Teach for America places recent college graduates (the majority of whom do not have an education degree) in low-income schools throughout the country, where they commit to teach for two years. TFA corps members attend a five-week training program before they begin teaching.
The organization has been on a losing streak in Minnesota these past few weeks. First, in late May, Minnesota Gov. Mark Dayton vetoed $1.5 million in funding for Teach for America programs in the state, explaining that he did not understand why the program would need a state grant since TFA's revenues far exceeded its expenses in 2011. TFA suffered its second setback in June when the Minnesota Board of Teaching voted to deny the program a group license variance, which it had been granted for the past four years.
TFA partners with graduate education programs at various universities where TFA participants can sometimes earn a full teaching license while simultaneously teaching in a K-12 school.
In 2011, the Minnesota legislature passed a law, which would allow the Minnesota Board of Teaching to approve alternative licensure programs.
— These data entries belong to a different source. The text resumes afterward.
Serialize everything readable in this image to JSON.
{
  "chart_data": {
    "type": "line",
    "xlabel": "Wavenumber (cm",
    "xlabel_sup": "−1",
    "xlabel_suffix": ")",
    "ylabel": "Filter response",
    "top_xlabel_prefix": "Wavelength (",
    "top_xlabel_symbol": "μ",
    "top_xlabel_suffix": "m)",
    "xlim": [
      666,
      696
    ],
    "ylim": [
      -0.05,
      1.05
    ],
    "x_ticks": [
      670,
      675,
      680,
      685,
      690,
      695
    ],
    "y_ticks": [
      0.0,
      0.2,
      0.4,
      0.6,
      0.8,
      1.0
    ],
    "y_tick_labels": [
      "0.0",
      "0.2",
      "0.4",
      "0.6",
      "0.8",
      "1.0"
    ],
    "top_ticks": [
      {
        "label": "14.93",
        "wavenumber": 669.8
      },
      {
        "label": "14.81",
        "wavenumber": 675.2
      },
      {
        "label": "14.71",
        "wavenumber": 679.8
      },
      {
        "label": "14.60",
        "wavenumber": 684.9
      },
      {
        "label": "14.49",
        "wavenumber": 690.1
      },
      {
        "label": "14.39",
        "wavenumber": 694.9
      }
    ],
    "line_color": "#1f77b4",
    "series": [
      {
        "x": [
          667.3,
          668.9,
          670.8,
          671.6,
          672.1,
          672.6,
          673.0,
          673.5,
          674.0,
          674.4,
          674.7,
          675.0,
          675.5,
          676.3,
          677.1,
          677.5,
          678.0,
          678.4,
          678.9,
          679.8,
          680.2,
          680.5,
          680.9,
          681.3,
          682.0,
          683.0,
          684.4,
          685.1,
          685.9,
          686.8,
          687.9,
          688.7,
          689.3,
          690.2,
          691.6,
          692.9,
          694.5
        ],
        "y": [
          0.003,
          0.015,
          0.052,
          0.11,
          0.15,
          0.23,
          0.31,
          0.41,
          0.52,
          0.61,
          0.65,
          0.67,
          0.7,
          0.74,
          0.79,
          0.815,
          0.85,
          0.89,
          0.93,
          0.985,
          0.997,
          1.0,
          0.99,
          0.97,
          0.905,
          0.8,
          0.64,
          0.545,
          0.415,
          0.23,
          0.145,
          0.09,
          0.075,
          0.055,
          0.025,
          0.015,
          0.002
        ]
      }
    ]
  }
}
Anyone wishing to become an alternatively licensed teacher would have to enroll in one of those programs. Institutions in Minnesota, such as Hamline University, offer “experimental programs” through partnerships with TFA, said Crystal Brakke, executive director of TFA-Twin Cities. But there have been no such “alternative programs” created in Minnesota as a result of the 2011 alternative licensure law, Brakke said.
“Under the law, higher education institutions and education-related nonprofits would be allowed to create their own programs,” explained a Minnesota Public Radio article.
TFA has had a number of conversations with many different universities in the state about partnering to create an alternative program, said Brakke. The University of Minnesota is just one in the mix. Even if Quam decides she wants to follow through with the partnership, Teach for America would need to affirm that the University of Minnesota is the institution it wants to partner with, Brakke said.
In her statement, Quam did not say what the partnership between the University of Minnesota and TFA would entail if it were to come to fruition. Quam was not available to respond to Inside Higher Ed for comment. Dyke said she also was unsure of any specific details about the partnership, but she and the other graduate students who wrote the “No TFA at the U” statement want to “take a stance” against relations the college may have with TFA before it is too late.
University of Minnesota spokesman Steven Henneberry stressed that the university has only had preliminary discussions with TFA, and College of Education and Human Development is consulting with faculty and administrators within and outside of the university.
“It’s important to note that CEHD is considering the possibilities, advantages and complexities of offering both TFA and traditional teacher education programs,” Quam’s statement said.
In their statement, Dyke and her graduate colleagues attest that “TFA works against our visions of education.” But Brakke said this is an “oversimplified argument.” She said Teach for America’s partnership with Hamline University, for example, has been “very positive.”
“We’re all at our best when we work together and don’t create false divides between all of the different ways that people choose to enter the field of education these days,” Brakke said.